Na conversa com a Fazenda, Couto também afirmou que tentará recuperar, por vias judiciais, R$ 1,4 bilhão em recursos depositados pelo fundo Rioprevidência no Banco Master. Os recursos foram aplicados após uma série de recomendações do Tribunal de Contas do Estado (TCE) para que as aplicações não fossem realizadas. O Banco teve falência decretada pelo Banco Central em 18 de novembro de 2025 devido a identificação de fraudes bancárias e impossibilidade de arcar com seus débitos.

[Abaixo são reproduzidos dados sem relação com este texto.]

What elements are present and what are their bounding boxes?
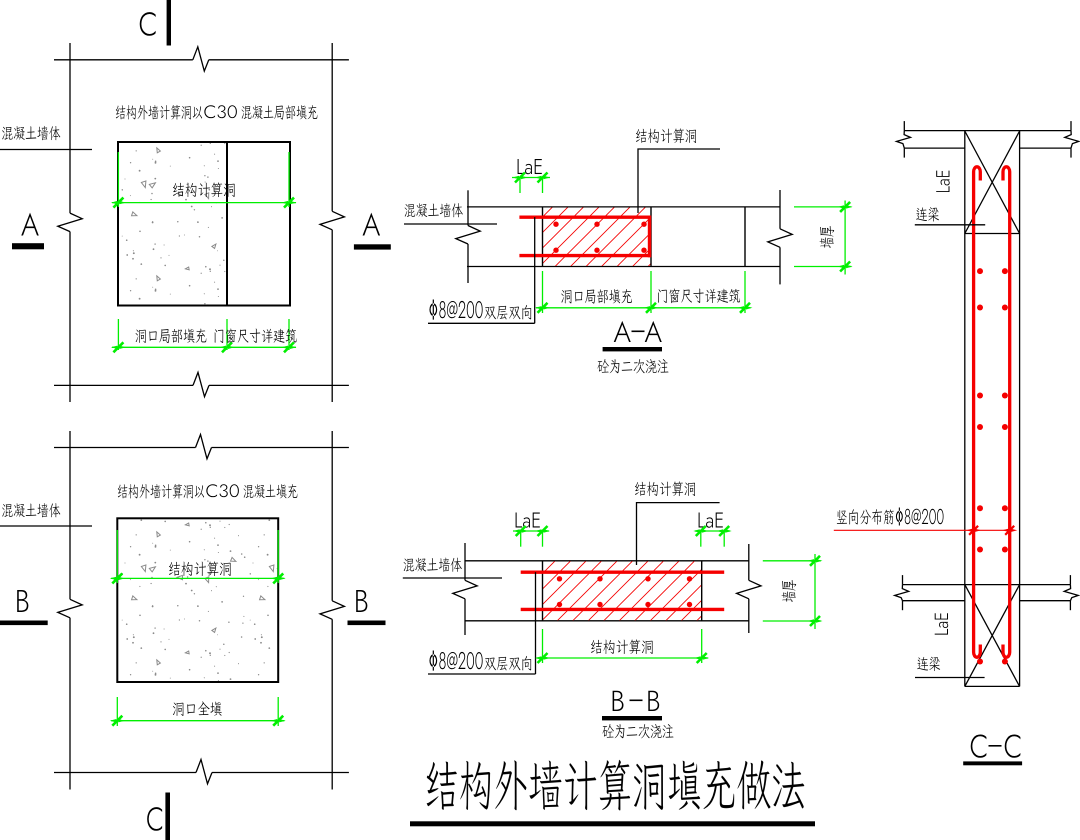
B-B wallthick text xyxy=(782,580,797,602)
plan A mid dim arrow left xyxy=(113,198,123,208)
B-B LaE right ext2 xyxy=(723,531,725,547)
C-C bottom beam lower line left xyxy=(903,600,965,602)
drawing title xyxy=(427,760,805,811)
section mark A right letter xyxy=(363,213,381,236)
C-C top beam lower line right xyxy=(1020,147,1071,149)
B-B LaE left ext2 xyxy=(542,531,544,547)
C-C coupling beam top leader xyxy=(915,224,985,226)
section mark A right underline xyxy=(354,244,391,249)
plan B top wall line with break xyxy=(54,447,196,449)
plan A bottom dim ext mid xyxy=(226,319,228,350)
A-A wall top line xyxy=(467,206,780,208)
A-A bottom dim text right xyxy=(658,289,740,304)
plan A mid dim text xyxy=(173,182,235,197)
A-A wallthick text xyxy=(820,226,835,248)
vertical bar leader tick2 xyxy=(1005,526,1014,535)
B-B hatch fill xyxy=(543,561,702,620)
plan A left wall line with break xyxy=(69,43,71,213)
A-A bottom dim ext left xyxy=(542,271,544,313)
A-A bottom dim arrow right xyxy=(740,303,750,313)
A-A rebar label phi xyxy=(429,300,482,320)
B-B hole left edge xyxy=(542,561,544,621)
B-B title underline xyxy=(602,716,662,720)
B-B LaE left text xyxy=(516,512,540,527)
drawing title underline xyxy=(410,821,815,826)
C-C column left edge xyxy=(964,131,966,687)
C-C bottom beam right break xyxy=(1069,575,1071,585)
C-C column bottom line xyxy=(965,685,1020,687)
plan B hole rect xyxy=(117,518,278,682)
A-A rebar label cjk xyxy=(484,305,531,320)
C-C bottom beam X brace xyxy=(965,585,1020,687)
C-C left rebar with hooks xyxy=(974,167,981,658)
plan B note text cjk2 xyxy=(244,484,298,498)
B-B wall right edge with break xyxy=(748,544,750,580)
B-B bottom dim arrow left xyxy=(538,653,548,663)
C-C right rebar with hooks xyxy=(1003,167,1010,658)
A-A hole left edge xyxy=(542,207,544,267)
plan A mid dim ext right xyxy=(288,152,290,207)
plan B bottom dim ext left xyxy=(116,697,118,726)
section mark B right underline xyxy=(348,621,386,626)
section mark B right letter xyxy=(356,590,367,612)
B-B hole right edge xyxy=(701,561,703,621)
B-B LaE left arrow1 xyxy=(516,526,526,536)
plan A wall label leader xyxy=(0,149,92,151)
C-C distribution bar dots xyxy=(977,268,983,274)
section mark C bottom bar xyxy=(165,793,170,840)
B-B rebar top xyxy=(521,571,725,574)
plan A hole rect xyxy=(118,142,290,306)
A-A LaE ext right xyxy=(542,178,544,194)
section mark C bottom letter xyxy=(147,807,162,831)
section mark A left underline xyxy=(12,243,44,249)
C-C coupling beam bottom leader xyxy=(915,677,985,679)
A-A bottom dim ext right xyxy=(744,271,746,313)
B-B LaE left arrow2 xyxy=(538,526,548,536)
B-B bottom dim ext right xyxy=(701,629,703,663)
C-C LaE bottom text xyxy=(935,613,948,634)
plan A bottom dim arrow left xyxy=(113,342,123,352)
A-A bottom dim arrow mid xyxy=(646,303,656,313)
B-B wallthick arrow top xyxy=(810,556,820,566)
plan A note text cjk2 xyxy=(242,105,318,120)
C-C bottom beam lower line right xyxy=(1020,600,1071,602)
A-A wall label leader xyxy=(404,223,497,225)
C-C coupling beam bottom label xyxy=(917,657,940,671)
plan B mid dim line xyxy=(111,577,285,579)
A-A LaE text xyxy=(518,159,542,174)
A-A rebar leader xyxy=(534,217,536,323)
B-B LaE right arrow1 xyxy=(696,526,706,536)
B-B LaE right dim line xyxy=(695,530,730,532)
plan B bottom dim text xyxy=(173,702,222,716)
A-A bottom dim ext mid xyxy=(650,271,652,313)
plan A hole stipple fill xyxy=(119,143,226,305)
plan B bottom dim ext right xyxy=(277,697,279,726)
A-A rebar bottom xyxy=(519,254,651,257)
B-B wallthick dim vline xyxy=(814,554,816,629)
A-A title dash xyxy=(632,331,645,333)
plan A bottom dim ext right xyxy=(288,319,290,350)
B-B wall label leader xyxy=(403,577,502,579)
A-A title underline xyxy=(603,347,662,351)
B-B rebar section dots xyxy=(557,576,562,581)
B-B wall left edge with break xyxy=(464,543,466,580)
vertical bar label phi xyxy=(896,507,944,525)
A-A bottom dim line xyxy=(536,307,751,309)
A-A window partition xyxy=(744,207,746,267)
plan A right wall line with break xyxy=(331,43,333,211)
plan B left wall line with break xyxy=(69,431,71,599)
A-A bottom dim arrow left xyxy=(538,303,548,313)
A-A wallthick arrow bottom xyxy=(840,262,850,272)
B-B hole label text xyxy=(635,481,695,496)
section mark C top bar xyxy=(167,0,171,46)
section mark C top letter xyxy=(140,12,156,36)
C-C top beam lower line left xyxy=(904,147,965,149)
B-B wallthick arrow bottom xyxy=(810,616,820,626)
plan A note text C30 xyxy=(204,105,237,118)
A-A rebar section dots xyxy=(553,222,558,227)
A-A LaE arrow right xyxy=(538,173,548,183)
C-C top beam right break xyxy=(1070,121,1072,131)
plan B hole stipple fill xyxy=(118,519,277,681)
plan A bottom dim ext left xyxy=(117,319,119,350)
plan B bottom dim line xyxy=(111,720,284,722)
A-A LaE arrow left xyxy=(515,173,525,183)
B-B LaE right ext1 xyxy=(700,531,702,547)
A-A rebar end vertical xyxy=(648,216,651,258)
C-C top beam X brace xyxy=(965,131,1020,234)
C-C title letter2 xyxy=(1005,734,1021,757)
B-B rebar label phi xyxy=(429,651,482,671)
A-A hole label text xyxy=(636,128,696,143)
B-B wallthick dim top line xyxy=(763,560,821,562)
C-C top beam left break xyxy=(903,121,905,131)
A-A bottom dim text left xyxy=(561,289,632,304)
B-B bottom dim line xyxy=(537,657,709,659)
plan A bottom wall line with break xyxy=(54,384,193,386)
A-A hole label leader xyxy=(638,149,720,213)
C-C bottom beam left break xyxy=(902,575,904,585)
vertical bar label leader xyxy=(834,529,1014,531)
B-B LaE right arrow2 xyxy=(719,526,729,536)
plan B right wall line with break xyxy=(331,431,333,601)
A-A wallthick arrow top xyxy=(840,202,850,212)
plan A mid dim line xyxy=(112,202,296,204)
B-B LaE left ext1 xyxy=(520,531,522,547)
section mark A left letter xyxy=(21,213,39,236)
plan A wall label xyxy=(2,126,60,140)
C-C title underline xyxy=(963,761,1022,765)
B-B wall label xyxy=(404,558,462,572)
A-A LaE ext left xyxy=(519,178,521,194)
A-A wallthick dim bottom line xyxy=(794,266,851,268)
B-B rebar bottom xyxy=(521,608,725,611)
C-C LaE top text xyxy=(936,171,949,192)
plan A bottom dim line xyxy=(112,346,296,348)
C-C top beam upper line xyxy=(904,130,1071,132)
plan B mid dim ext left xyxy=(116,530,118,583)
B-B bottom dim text xyxy=(591,639,653,654)
A-A subtitle xyxy=(597,359,668,373)
C-C coupling beam top label xyxy=(916,207,939,221)
B-B hole label leader xyxy=(637,503,720,565)
plan B bottom dim arrow left xyxy=(112,716,122,726)
vertical bar label cjk xyxy=(837,509,894,525)
section mark B left letter xyxy=(17,590,28,612)
C-C title dash xyxy=(989,745,1002,747)
A-A title letter1 xyxy=(614,321,631,342)
plan B note text cjk1 xyxy=(118,484,204,499)
plan B bottom wall line with break xyxy=(54,772,196,774)
B-B rebar label cjk xyxy=(484,656,531,671)
section mark B left underline xyxy=(0,621,48,626)
B-B rebar leader xyxy=(535,572,537,674)
A-A title letter2 xyxy=(645,321,662,342)
A-A hole right edge xyxy=(650,207,652,267)
B-B subtitle xyxy=(602,724,673,738)
A-A wall bottom line xyxy=(467,266,780,268)
plan B bottom dim arrow right xyxy=(273,716,283,726)
B-B title letter1 xyxy=(613,691,624,711)
plan A bottom dim arrow right xyxy=(284,342,294,352)
B-B wall bottom line xyxy=(465,620,749,622)
B-B rebar label underline xyxy=(428,673,536,675)
B-B wall top line xyxy=(465,560,749,562)
A-A hatch fill xyxy=(543,208,652,267)
vertical bar leader tick1 xyxy=(969,526,978,535)
A-A rebar label underline xyxy=(428,322,535,324)
C-C column right edge xyxy=(1019,131,1021,687)
C-C bottom beam upper line xyxy=(903,584,1071,586)
plan A bottom dim arrow mid xyxy=(222,342,232,352)
C-C top beam soffit in column xyxy=(965,233,1020,235)
plan A hole divider xyxy=(226,142,228,306)
plan A mid dim ext left xyxy=(117,152,119,207)
B-B bottom dim arrow right xyxy=(697,653,707,663)
A-A wallthick dim vline xyxy=(844,201,846,275)
B-B title letter2 xyxy=(648,691,659,711)
plan B wall label xyxy=(2,503,60,517)
B-B LaE right text xyxy=(699,512,723,527)
A-A wall left edge with break xyxy=(467,190,469,225)
B-B wallthick dim bottom line xyxy=(763,620,821,622)
plan A top wall line with break xyxy=(54,59,193,61)
plan B mid dim arrow right xyxy=(273,573,283,583)
plan A mid dim arrow right xyxy=(284,198,294,208)
B-B LaE left dim line xyxy=(513,530,549,532)
B-B title dash xyxy=(630,700,643,702)
A-A wallthick dim top line xyxy=(794,206,851,208)
A-A wall label xyxy=(405,203,463,217)
plan B wall label leader xyxy=(0,525,92,527)
A-A LaE dim line xyxy=(512,177,550,179)
plan B mid dim ext right xyxy=(277,530,279,583)
plan B mid dim arrow left xyxy=(112,573,122,583)
A-A wall right edge with break xyxy=(779,190,781,229)
plan A note text cjk1 xyxy=(116,105,202,120)
B-B bottom dim ext left xyxy=(542,629,544,663)
plan B mid dim text xyxy=(169,561,231,576)
plan A bottom dim text xyxy=(136,329,297,344)
C-C title letter1 xyxy=(971,734,987,757)
A-A rebar top xyxy=(519,215,651,218)
plan B note text C30 xyxy=(206,484,239,497)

Em 3 de fevereiro, o então presidente do Rioprevidência, Deivis Marcon Antunes, foi preso por realizar essas operações. Em 26 de maio, a Polícia Federal (PF) realizou uma nova operação e desta vez fez buscas e apreensões na casa do ex-governador Cláudio Castro por aplicações de R$ 3,7 bilhões no Banco Master.

A dívida do Grupo Fit, do empresário foragido Ricardo Magro, também foi tema da reunião. O governador interino apresentou à União a proposta de desapropriação da Refinaria de Manguinhos – a Refit, localizada às margens da avenida Brasil, no Rio de Janeiro, para abater parte da dívida do Grupo com o Estado.